L’avant-goût prometteur d’« Art Unlimited » ne s’est pas confirmé sur la foire. « Il y a plus d’argent que d’œuvres », nous a confié le collectionneur britannique Frank Cohen. On y a retrouvé les grands noms, les gros prix aussi – tel celui insensé de 300 000 dollars (237 350 euros) exigés par Zwirner (New York) pour un petit diptyque de Lisa Yuskavage –, mais pas nécessairement les bonnes pièces. Certes, le rez-de-chaussée moderne a gardé la tête haute avec de nombreuses pépites comme un petit Tanguy chez Helly Nahmad (New York) ou une sculpture de Tom Wesselmann chez Marwan Hoss (Paris). L’étage contemporain a davantage suscité la moue. Fief habituel du premier marché, il a été rattrapé par le second marché avec des œuvres confiées par des collectionneurs. « Les gens profitent de la foire pour vendre, comme ils le font dans les ventes publiques à New York ou à Londres », observe le courtier Philippe Ségalot. Faute d’un premier choix, CFA (Berlin) a exhumé des toiles de Peter Doig des années 1980, dignes de mauvais Combas. Peter Blum (New York) a quant à lui joué la carte de l’atypique avec un tableau d’Alex Katz de 1959, proche de la peinture délavée d’un Luc Tuymans… La surproduction dans laquelle se fourvoient les artistes est telle que les sous-produits sont aussi légion. Mais les fashion victims n’en ont cure. Un collectionneur s’est ainsi emballé sur un tableau récent mais moyen de Jules de Balincourt pour 70 000 euros chez Arndt & Partner (Berlin, Zurich). Peut-être s’est-il estimé chanceux tant la plupart des œuvres étaient déjà indisponibles à l’ouverture de la foire !
Not for You : cette pièce de Monica Bonvicini, présente sur le stand d’Emi Fontana (Milan), était emblématique de la réponse essuyée par de nombreux amateurs. Par crainte des contrecoups de la chute boursière ou d’annulations intempestives, les exposants avaient presque tout vendu ou réservé plusieurs jours avant le vernissage. Informé en amont par la galerie Blum & Poe (Los Angeles), un collectionneur américain a acheté pour le prix délirant de 1,2 million de dollars la dernière œuvre fraîchement sortie de l’atelier de Takashi Murakami, à la barbe de cinq autres clients. Invité à venir à la première heure sur le stand de Donald Young (Chicago) pour voir la nouvelle fontaine surplombée de trois têtes de Bruce Nauman (ill. p. 21), Philippe Ségalot l’a aussitôt acheté à hauteur de 950 000 dollars pour François Pinault. Bien que la plupart des transactions aient été cadenassées avant la foire, la fondation mexicaine Jumex a pu acquérir sur photo une sculpture de Pierre Ardouvin, que présentait Chez Valentin (Paris), tandis que l’éditeur allemand Benedikt Taschen a emporté l’installation Filtros de Marepe chez Max Hetzler (Berlin). En revanche, un collectionneur français s’est vu refuser une sculpture de David Altmejd chez Andrea Rosen (New York), destinée à un musée américain. La stratégie de rétention se joue souvent en deux temps. Après avoir vendu toutes les éditions de Subodh Gupta à des collectionneurs privés, y compris, à un amateur allemand, le tapis roulant chargé de ballots (800 000 euros !) visible sur « Art Unlimited » , le marchand Pierre Huber (Genève) a décidé que, pendant un an, toutes ses nouvelles pièces seraient réservées à des musées. Reste à voir quelle sera l’évolution d’Art Basel avec le départ de son charismatique directeur, Samuel Keller, lequel prendra les rênes de la Fondation Beyeler en 2008.

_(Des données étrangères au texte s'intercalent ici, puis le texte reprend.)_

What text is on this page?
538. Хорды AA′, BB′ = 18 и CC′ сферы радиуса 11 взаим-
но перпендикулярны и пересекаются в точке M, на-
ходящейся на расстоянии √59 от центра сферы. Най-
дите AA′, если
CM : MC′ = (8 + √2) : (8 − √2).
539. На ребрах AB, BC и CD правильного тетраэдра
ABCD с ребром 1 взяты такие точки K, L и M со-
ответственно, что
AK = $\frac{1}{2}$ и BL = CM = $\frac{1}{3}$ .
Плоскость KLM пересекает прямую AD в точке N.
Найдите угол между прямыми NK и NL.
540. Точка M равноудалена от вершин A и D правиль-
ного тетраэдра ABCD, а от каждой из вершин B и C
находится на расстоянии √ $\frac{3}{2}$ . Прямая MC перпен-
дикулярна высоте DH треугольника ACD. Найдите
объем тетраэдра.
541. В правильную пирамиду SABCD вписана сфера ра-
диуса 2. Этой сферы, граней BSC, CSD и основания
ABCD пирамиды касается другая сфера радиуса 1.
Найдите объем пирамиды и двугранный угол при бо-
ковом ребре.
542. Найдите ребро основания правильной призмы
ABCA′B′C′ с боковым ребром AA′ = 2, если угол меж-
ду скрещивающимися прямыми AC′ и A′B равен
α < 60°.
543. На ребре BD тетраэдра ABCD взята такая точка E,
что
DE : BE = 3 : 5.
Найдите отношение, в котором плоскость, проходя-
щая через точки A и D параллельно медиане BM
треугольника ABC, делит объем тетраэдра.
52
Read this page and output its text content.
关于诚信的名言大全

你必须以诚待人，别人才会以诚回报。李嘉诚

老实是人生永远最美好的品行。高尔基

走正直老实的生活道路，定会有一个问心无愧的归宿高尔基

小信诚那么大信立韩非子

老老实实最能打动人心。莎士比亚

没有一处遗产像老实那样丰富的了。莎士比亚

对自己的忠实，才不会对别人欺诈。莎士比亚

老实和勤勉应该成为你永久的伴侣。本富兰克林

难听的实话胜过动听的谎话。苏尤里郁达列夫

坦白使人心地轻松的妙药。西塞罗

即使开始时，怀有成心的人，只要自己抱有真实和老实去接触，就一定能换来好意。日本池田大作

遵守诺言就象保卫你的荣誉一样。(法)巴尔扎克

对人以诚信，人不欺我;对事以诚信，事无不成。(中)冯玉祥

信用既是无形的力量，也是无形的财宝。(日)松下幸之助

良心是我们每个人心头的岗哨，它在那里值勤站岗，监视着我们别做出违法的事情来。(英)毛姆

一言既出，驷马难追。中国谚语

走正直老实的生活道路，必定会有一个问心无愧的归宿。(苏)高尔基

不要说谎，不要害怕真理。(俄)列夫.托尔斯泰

Des foires « off » décevantes

Il fallait une bonne dose d’indulgence pour arpenter les allées de la Liste, la foire des jeunes galeries, laquelle a offert son plus mauvais visage depuis des années. Bien que plus ordonnancée, VOLTAshow, une autre foire off, n’a eu d’électrique que les ventes initiées tambour battant. La présence de quelques exposants comme Nathalie Obadia (Paris), plus digne d’une foire in que off, a toutefois rehaussé l’impression générale. Bâlelatina, dédiée à l’art sud-américain, n’a pas eu cette chance. En dépit de ce sentiment d’indigence et de saturation véhiculé par toutes ces manifestations parallèles, la foire Scope compte l’an prochain prendre part à ce Jamboree ! En revanche, et malgré l’effet de récurrence, la qualité a été au rendez-vous Miami Design Basel. Du moins la qualité « artistique », meilleure que celle d’usage. En mettant littéralement les meubles et l’art sur le même podium, les galeries ont pu exiger des sommes astronomiques. Jouant sur un dispositif d’estrades, Gabrielle Amann (Cologne) attendait des offres supérieures à 500 000 euros pour une Event Horizon Table de Marc Newson. Un fauteuil Orgon Stretch Lounge du créateur, acheté pour environ 70 000 euros chez Kreo (Paris), n’a-t-il pas été adjugé 520 000 dollars le 7 juin chez Phillips ? Depuis, le prototype du Lockheed Lounge s’est envolé pour 968 000 dollars le 14 juin chez Sotheby’s. À quand le million ?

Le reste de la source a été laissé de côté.